GTX 1050 ti does not have Compute Preemption?

I’ve just been testing out our new GTX 1050ti, and I’ve found that according to cudaDeviceGetAttribute() this device does not support Compute Preemption. I was under the impression that all Pascal GPUs had this feature- is this feature not enabled on the 1050ti, or is this a bug in the CUDA runtime?

Is this on Windows or Linux?

Windows 10 64-bit.

Hmm, too bad that deviceQuery does not show this property. If it did, it would be easy to check support from various online posted deviceQuery results like the following for a GTX 1080

CUDA Device Query (Runtime API) version (CUDART static linking)

Detected 1 CUDA Capable device(s)

Device 0: “GeForce GTX 1080”
CUDA Driver Version / Runtime Version 8.0 / 8.0
CUDA Capability Major/Minor version number: 6.1
Total amount of global memory: 8112 MBytes (8506179584 bytes)
(20) Multiprocessors, (128) CUDA Cores/MP: 2560 CUDA Cores
GPU Max Clock rate: 1835 MHz (1.84 GHz)
Memory Clock rate: 5005 Mhz
Memory Bus Width: 256-bit
L2 Cache Size: 2097152 bytes
Maximum Texture Dimension Size (x,y,z) 1D=(131072), 2D=(131072, 65536), 3D=(16384, 16384, 16384)
Maximum Layered 1D Texture Size, (num) layers 1D=(32768), 2048 layers
Maximum Layered 2D Texture Size, (num) layers 2D=(32768, 32768), 2048 layers
Total amount of constant memory: 65536 bytes
Total amount of shared memory per block: 49152 bytes
Total number of registers available per block: 65536
Warp size: 32
Maximum number of threads per multiprocessor: 2048
Maximum number of threads per block: 1024
Max dimension size of a thread block (x,y,z): (1024, 1024, 64)
Max dimension size of a grid size (x,y,z): (2147483647, 65535, 65535)
Maximum memory pitch: 2147483647 bytes
Texture alignment: 512 bytes
Concurrent copy and kernel execution: Yes with 2 copy engine(s)
Run time limit on kernels: Yes
Integrated GPU sharing Host Memory: No
Support host page-locked memory mapping: Yes
Alignment requirement for Surfaces: Yes
Device has ECC support: Disabled
Device supports Unified Addressing (UVA): Yes
Device PCI Domain ID / Bus ID / location ID: 0 / 1 / 0
Compute Mode:
< Default (multiple host threads can use ::cudaSetDevice() with device simultaneously) >

I have a pascal titan X running on Ubuntu 14.04 linux with CUDA 8 and it supports this property:

$ cat t36.cpp
#include <stdio.h>
#include <cuda_runtime_api.h>
#include <assert.h>
#include <stdlib.h>

int main(int argc, char *argv[]){

  int support, device = 0;
  if (argc > 1) device = atoi(argv[1]);
  cudaDeviceProp my_prop;
  cudaError_t err = cudaDeviceGetAttribute(&support, cudaDevAttrComputePreemptionSupported, device);
  assert(err == cudaSuccess);
  err = cudaGetDeviceProperties(&my_prop, device);
  assert(err == cudaSuccess);
  if (support) printf("%s device %d supports compute preemption\n", my_prop.name, device);
  else printf("%s device %d does not support compute preemption\n", my_prop.name, device);
  return 0;
}
$ g++ -I/usr/local/cuda/include  t36.cpp -o t36 -L/usr/local/cuda/lib64 -lcudart
$ ./t36
TITAN X (Pascal) device 0 supports compute preemption
$

That’s great information, thanks! Are you running your Titan X in TCC mode, or under the regular display driver?

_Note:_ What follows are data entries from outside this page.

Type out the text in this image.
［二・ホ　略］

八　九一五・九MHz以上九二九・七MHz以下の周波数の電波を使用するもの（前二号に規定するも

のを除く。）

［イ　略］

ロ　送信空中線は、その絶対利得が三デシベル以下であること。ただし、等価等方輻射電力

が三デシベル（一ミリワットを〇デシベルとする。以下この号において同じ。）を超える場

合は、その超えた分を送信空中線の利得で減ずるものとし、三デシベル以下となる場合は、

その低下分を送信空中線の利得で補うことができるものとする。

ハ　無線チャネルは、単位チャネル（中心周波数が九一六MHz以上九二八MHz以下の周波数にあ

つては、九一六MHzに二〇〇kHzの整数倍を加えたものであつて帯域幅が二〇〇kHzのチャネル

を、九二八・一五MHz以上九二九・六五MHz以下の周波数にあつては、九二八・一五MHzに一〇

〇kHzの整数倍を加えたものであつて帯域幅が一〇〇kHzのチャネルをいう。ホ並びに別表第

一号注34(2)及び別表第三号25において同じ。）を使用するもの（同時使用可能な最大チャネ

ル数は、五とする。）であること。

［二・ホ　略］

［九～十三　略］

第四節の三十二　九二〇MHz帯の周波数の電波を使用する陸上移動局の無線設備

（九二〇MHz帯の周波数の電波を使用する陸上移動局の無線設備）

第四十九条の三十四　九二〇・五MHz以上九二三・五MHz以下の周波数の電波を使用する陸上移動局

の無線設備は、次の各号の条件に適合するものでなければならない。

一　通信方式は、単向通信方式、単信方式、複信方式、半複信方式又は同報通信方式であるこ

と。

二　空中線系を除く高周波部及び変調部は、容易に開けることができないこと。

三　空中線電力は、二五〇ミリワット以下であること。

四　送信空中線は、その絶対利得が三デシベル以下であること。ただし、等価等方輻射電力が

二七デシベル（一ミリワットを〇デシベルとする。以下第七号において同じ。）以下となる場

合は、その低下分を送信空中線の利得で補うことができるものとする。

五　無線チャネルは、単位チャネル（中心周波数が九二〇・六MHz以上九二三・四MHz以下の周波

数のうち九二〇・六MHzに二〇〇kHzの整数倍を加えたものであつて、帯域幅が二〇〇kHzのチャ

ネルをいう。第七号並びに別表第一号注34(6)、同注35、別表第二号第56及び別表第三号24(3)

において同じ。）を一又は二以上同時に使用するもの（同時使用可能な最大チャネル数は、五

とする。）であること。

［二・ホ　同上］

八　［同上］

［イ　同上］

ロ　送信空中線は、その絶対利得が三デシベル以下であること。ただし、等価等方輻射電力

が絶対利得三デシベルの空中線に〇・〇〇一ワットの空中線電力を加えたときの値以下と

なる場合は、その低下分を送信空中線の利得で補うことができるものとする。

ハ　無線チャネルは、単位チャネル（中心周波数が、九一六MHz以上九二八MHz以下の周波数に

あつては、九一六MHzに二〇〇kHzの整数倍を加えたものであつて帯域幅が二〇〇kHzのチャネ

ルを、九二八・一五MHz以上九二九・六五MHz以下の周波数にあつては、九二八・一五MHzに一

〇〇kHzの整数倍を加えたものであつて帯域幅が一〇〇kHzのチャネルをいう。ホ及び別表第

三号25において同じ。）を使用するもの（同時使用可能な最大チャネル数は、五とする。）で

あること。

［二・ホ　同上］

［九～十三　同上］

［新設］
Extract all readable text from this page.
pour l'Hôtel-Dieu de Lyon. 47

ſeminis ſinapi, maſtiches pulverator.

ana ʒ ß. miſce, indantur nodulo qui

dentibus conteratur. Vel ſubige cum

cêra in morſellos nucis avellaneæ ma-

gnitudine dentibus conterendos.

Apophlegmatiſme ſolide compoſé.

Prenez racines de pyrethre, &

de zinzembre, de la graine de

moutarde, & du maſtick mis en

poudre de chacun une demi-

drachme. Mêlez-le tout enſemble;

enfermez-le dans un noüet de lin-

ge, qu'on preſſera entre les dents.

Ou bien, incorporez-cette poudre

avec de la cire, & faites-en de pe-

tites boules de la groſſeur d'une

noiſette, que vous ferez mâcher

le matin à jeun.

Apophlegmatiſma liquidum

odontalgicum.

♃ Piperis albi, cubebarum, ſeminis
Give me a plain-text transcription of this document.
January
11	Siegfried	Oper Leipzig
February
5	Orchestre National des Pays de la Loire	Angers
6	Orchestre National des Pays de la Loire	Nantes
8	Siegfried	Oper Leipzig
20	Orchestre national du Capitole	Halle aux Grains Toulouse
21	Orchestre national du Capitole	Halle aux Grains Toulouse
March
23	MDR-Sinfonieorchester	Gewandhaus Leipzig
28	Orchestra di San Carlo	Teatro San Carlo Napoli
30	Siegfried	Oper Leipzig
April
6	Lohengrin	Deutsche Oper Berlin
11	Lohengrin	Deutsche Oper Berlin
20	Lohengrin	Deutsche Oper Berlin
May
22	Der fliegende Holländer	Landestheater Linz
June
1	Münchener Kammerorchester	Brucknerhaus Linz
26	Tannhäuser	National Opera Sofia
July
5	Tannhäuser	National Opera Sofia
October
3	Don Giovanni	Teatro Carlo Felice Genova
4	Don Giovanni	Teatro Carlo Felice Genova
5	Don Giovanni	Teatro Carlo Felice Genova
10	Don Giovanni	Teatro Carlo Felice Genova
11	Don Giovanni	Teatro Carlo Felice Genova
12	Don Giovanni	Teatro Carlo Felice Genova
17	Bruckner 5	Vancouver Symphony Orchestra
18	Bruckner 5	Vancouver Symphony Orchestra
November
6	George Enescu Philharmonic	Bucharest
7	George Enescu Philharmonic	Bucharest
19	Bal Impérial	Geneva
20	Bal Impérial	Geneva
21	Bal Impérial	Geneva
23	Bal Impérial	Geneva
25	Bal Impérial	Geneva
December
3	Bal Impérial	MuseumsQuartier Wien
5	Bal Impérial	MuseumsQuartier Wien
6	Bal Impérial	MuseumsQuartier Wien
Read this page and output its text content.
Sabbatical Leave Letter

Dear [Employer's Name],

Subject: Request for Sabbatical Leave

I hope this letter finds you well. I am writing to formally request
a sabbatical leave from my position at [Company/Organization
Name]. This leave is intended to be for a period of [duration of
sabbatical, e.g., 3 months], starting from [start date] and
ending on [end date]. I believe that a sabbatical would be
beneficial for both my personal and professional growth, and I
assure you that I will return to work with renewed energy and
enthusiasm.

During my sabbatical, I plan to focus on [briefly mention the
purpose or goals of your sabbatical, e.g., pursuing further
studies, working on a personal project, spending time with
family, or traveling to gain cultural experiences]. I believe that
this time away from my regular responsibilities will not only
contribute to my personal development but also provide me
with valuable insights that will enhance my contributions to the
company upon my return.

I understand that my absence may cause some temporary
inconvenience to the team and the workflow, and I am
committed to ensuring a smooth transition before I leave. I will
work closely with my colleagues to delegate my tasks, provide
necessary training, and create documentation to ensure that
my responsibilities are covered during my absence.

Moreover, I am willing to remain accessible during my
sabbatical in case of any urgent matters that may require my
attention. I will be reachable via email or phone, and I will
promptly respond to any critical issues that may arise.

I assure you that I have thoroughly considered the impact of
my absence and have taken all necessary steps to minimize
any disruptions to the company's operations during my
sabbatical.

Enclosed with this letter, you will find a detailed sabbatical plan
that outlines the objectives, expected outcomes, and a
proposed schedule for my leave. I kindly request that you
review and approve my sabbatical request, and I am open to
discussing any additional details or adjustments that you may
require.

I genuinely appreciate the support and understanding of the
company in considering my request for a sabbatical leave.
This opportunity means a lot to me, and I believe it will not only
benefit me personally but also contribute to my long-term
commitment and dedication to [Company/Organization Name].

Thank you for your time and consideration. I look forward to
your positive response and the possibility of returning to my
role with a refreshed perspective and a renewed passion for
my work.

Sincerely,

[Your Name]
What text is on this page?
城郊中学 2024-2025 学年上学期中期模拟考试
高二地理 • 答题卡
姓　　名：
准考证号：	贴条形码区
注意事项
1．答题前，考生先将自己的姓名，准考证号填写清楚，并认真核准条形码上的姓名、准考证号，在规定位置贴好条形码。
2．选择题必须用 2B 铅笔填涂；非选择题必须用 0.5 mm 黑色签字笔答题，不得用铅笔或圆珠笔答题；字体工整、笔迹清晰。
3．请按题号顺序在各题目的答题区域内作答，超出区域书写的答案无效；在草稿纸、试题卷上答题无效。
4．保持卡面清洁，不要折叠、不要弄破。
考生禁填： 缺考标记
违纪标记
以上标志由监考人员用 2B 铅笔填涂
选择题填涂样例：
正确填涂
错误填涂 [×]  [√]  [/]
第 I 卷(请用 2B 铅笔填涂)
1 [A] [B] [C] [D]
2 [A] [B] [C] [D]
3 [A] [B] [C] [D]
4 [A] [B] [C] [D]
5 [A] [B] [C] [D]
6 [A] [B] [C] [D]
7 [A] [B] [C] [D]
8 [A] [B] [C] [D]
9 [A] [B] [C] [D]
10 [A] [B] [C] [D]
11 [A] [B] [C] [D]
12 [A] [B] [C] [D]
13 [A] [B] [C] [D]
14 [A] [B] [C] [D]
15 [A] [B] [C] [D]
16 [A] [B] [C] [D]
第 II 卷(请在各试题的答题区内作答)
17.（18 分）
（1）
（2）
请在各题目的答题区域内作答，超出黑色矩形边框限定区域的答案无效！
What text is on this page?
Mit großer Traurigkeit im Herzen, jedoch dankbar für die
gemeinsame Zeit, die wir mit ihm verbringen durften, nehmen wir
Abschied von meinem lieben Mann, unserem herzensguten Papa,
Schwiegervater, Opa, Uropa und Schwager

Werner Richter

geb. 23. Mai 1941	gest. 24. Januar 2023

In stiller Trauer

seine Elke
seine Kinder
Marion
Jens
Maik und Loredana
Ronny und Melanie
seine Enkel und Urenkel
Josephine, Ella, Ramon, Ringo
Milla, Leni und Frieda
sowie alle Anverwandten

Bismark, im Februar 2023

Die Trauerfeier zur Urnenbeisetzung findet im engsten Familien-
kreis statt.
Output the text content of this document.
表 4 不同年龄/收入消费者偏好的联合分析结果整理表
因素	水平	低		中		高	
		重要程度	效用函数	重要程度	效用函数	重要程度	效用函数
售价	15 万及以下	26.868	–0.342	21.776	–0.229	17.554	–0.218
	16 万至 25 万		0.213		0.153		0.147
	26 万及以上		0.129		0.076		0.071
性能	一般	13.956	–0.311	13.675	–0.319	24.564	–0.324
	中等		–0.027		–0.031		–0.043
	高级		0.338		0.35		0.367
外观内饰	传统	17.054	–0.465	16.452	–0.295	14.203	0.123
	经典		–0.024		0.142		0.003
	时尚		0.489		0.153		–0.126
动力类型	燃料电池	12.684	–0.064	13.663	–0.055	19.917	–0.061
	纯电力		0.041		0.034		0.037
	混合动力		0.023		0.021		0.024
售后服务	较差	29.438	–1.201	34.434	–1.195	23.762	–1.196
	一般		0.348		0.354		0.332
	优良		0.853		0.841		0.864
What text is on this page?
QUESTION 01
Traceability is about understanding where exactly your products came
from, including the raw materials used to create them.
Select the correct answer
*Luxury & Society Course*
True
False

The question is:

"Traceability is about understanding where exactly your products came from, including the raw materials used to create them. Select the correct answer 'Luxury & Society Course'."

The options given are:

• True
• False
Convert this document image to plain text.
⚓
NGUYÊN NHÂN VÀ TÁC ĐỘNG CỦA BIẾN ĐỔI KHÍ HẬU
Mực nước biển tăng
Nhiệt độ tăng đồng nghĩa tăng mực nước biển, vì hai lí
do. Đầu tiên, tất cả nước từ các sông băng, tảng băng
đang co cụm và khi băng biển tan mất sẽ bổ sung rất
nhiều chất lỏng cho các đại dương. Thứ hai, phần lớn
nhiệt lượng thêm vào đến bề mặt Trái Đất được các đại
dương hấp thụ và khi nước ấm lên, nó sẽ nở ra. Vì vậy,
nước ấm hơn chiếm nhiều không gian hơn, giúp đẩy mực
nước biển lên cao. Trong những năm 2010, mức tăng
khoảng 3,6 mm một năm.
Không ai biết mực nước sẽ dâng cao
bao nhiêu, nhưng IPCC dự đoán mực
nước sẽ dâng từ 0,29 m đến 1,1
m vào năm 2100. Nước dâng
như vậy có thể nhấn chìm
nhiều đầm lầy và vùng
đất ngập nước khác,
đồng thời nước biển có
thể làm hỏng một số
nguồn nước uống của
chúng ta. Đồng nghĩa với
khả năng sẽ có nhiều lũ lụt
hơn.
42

I thought the WDDM/TCC mode distinction was a Windows thing only?

Ah, you might be right- I’ve only toyed about with CUDA on Linux (most of the time I’ve worked on Windows) so I’m less familiar with the details.

Aha, just found this in the Pascal Tuning Guide (which seems to have appeared in the past few weeks):

“Compute Preemption is a new feature specific to GP100.”
https://docs.nvidia.com/cuda/pascal-tuning-guide/index.html#preemption

Explains why it isn’t on the 1050ti.

The GTX 1080 whitepaper says that Pascal has preemption of both graphics and compute pipelines at instruction level. However the CUDA 8 toolchain has not exposed this yet as far as I know, even for GP100. I had not noticed that line in the tuning guide, which contradicts the Pascal whitepaper.

Additionally, Pascal’s driver level automatic support for silent preemption of compute tasks (eliminating the longstanding kernel time limit watchdog killer) has not been implemented (yet?) either.